Siamo tutti esseri “umami”
Ovvero, con Ajinomoto alla scoperta del quinto gusto: Umami, che in giapponese vuol dire “delizioso”. Ma non è un gusto esotico: è un gusto universale. Punto.
Come accade con il dolce, il salato, l’amaro e l’aspro, le nostre papille lo riconoscono e lo amano perché, oltre ad essere un gusto primario, si trova in alimenti molto familiari. Uno per tutti, il latte materno. O i pomodorini secchi, il parmigiano, i funghi porcini. O il garum di cui erano ghiotti gli antichi romani!
Certo, l’umami è caro ai giapponesi, che lo hanno ufficialmente “scoperto” e descritto, grazie agli studi del dottor Kikunae Ikeda ai primi del ‘900. Ma poi ne hanno fatto un’arte, cercando cibi con l’umami e combinandoli per potenziarne la piacevolezza. Uno per tutti il dashi, il brodo-base caratterizzato dalle alghe kombu, in un’infinità di declinazioni saporite – le più conosciute con l’aggiunta di fiocchi di bonito (tonno essiccato) o di funghi shiitake.
Ci sono 3 caratteristiche inconfondibili che ci fanno dire, all’assaggio, questo è umami:
1. Si diffonde su tutta la lingua.
2. Persiste in bocca. La sua intensità non scompare subito.
3. Stimola la salivazione, aiutando a ingerire meglio i cibi.
L’umami ci dice che un cibo è proteico; è infatti dovuto principalmente a un aminoacido come il glutammato e a due nucleotidi come inosinato e guanilato. Esercitare tutti i sensi e identificare i sapori è fondamentale per gli esseri umani che così evitano i cibi nocivi e ottengono in modo sicuro i nutrienti – come le proteine – necessari alla vita.

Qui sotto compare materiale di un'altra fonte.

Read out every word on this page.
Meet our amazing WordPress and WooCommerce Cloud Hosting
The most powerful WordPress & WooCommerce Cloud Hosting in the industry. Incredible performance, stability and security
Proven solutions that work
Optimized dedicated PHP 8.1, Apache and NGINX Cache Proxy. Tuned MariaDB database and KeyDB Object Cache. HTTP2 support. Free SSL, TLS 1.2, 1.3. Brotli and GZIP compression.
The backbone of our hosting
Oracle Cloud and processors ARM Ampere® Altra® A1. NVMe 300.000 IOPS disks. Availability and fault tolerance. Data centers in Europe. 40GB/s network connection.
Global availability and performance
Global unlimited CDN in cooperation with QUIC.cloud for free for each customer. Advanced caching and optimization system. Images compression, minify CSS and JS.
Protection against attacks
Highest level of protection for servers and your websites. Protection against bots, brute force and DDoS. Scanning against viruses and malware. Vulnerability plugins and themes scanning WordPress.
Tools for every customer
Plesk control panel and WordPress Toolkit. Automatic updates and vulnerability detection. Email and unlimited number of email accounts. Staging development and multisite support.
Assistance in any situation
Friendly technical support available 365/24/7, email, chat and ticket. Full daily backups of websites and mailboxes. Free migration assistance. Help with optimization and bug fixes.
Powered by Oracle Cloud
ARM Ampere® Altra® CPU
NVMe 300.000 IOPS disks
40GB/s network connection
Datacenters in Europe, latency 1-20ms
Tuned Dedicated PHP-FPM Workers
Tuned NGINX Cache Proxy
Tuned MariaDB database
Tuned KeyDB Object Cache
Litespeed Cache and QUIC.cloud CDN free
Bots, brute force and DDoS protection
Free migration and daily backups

Meno sale, meno grassi, più sapore: questi sono i principali vantaggi della cucina con l’umami. Forse anche per questo l’umami piace sempre più e provoca la creatività di molti chef in tutto il mondo, unitamente a una maggior sensibilità per cibi più leggeri e al successo consolidato della cucina giapponese – dal sushi, ai piatti veloci e informali come onigiri e okonomiyaki, all’alta e nobile cucina kaiseki.
Forse non a tutti è dato (de)gustare l’umami in un raffinato bento secondo Nobu o un maestro kaiseki come Yoshihiro Murata, o nell’interpretazione di uno chef italiano sperimentatore come Luca Fantin. Ma è proprio quello che mi è capitato all’umami summit di Milano organizzato da Ajinomoto, gruppo dell’industria alimentare con forte impegno nella ricerca e produzione di cibi sani, nella sostenibilità uomo-ambiente, nell’educazione scientifico-gastronomica in sinergia con l’Umami Information Center diretto da Kumiko Ninomiya, che ha un sito ricco di documentazione e di ricette.
Ecco dunque che dopo aver ascoltato, in un panel condotto dalla giornalista Stefania Viti, la testimonianza dei suddetti chef e gli interventi di Laura Santtini, ristoratrice a Londra e creatrice di una pasta al quinto gusto (Taste #5) e della ricercatrice Gabriella Morini, dell’Università degli studi di scienze gastronomiche, ho capito molto bene che siamo tutti esseri umami.